The Springfield Daily Republican reviewed book and said "it is evident that Miss Alcott [...] has drawn many of her incidents from real experiences in her own family." Jo was praised as a leader of reform and seen as "in her element with a baker's dozen of boys around her." Generally, the book was found slightly lacking compared to Little Women; one newspaper said it was inferior but still "full of fun and spirit." Another called it "full of the charming naturalness, sweet simplicity and tender sentiment so peculiarly portrayed by this author in her previous works."
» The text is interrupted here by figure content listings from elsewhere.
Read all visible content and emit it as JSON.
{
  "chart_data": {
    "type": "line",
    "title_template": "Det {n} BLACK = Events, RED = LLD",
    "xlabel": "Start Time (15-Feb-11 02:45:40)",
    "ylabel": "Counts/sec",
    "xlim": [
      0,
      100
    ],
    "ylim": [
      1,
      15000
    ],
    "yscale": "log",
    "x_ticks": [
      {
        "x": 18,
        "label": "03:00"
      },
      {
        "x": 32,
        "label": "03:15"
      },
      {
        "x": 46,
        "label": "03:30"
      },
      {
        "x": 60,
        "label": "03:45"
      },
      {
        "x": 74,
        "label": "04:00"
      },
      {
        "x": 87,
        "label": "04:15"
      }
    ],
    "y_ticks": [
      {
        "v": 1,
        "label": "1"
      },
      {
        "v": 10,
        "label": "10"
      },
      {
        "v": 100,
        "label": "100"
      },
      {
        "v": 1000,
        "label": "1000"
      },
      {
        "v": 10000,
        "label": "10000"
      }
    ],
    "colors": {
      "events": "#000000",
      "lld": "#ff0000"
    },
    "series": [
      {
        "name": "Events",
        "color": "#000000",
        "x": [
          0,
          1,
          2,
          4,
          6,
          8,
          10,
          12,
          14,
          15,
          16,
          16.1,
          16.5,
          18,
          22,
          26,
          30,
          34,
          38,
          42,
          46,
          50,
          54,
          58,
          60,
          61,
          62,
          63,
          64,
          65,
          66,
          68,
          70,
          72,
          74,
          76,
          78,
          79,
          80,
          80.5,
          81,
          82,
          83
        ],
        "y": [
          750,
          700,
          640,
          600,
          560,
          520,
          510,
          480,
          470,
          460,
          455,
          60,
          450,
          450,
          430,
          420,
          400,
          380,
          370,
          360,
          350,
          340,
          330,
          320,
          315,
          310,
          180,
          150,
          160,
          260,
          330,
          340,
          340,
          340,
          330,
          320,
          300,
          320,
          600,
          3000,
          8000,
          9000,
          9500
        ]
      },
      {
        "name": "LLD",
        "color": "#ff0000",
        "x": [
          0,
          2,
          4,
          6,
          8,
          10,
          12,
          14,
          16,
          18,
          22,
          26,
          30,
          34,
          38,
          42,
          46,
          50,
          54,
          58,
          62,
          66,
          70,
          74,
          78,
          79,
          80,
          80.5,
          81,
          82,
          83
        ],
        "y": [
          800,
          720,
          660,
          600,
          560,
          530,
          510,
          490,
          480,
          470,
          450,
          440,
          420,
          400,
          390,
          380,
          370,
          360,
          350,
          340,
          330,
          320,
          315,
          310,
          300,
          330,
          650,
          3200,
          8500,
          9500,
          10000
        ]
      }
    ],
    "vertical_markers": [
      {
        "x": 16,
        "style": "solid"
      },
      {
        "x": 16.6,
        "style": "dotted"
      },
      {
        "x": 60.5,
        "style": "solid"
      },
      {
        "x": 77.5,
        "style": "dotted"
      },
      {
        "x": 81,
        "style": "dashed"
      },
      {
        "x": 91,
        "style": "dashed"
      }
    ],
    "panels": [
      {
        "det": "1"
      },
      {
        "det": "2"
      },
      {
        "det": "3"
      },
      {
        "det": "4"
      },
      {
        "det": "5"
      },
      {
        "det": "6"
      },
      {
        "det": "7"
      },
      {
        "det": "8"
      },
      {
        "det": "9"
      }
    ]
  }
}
Newspapers commented the book was written with "characteristic" style compared to Alcott's other works. Critics said of "Little Men" that Alcott was particularly good at capturing children's humor and uniqueness and that her approach to education for children allowed her to demonstrate individual results rather than abstract ideas. Other reviews commented the idealistic approach to children was well intentioned with the potential to teach parents and leaders, although unrealistic. Springfield Daily Union suggested the book was aimed towards young readers alone, calling it "a bright little juvenile work which will make the young people half crazy with delight," while Hartford Daily Courant and The New-York Times said it would teach and entertain both young and old, particularly boys.

==Adaptations==
===Film===
Little Men was first adapted into a film in 1934 starring Erin O'Brien-Moore and Ralph Morgan. Another film followed in 1940 with Kay Francis as Jo. In 1998, a Canadian feature adaptation starring Mariel Hemingway and Chris Sarandon was released. A Variety review complimented the talent of the young actors, although it also called the 1998 film overly sentimental, saying it was "long on morality but weak on dramatic tension".

===Television===
In 1993, an animated television series produced by Nippon Animation, Little Women II: Jo's Boys, ran in Japan. Additionally, a Canadian television series, Little Men, aired in 1998 to 1999 for two seasons. In the show, Professor Bhaer has died and Jo runs Plumfield. Regarding the first three episodes, Variety reviewed that the children spoke too much like adults and the show was unoriginal.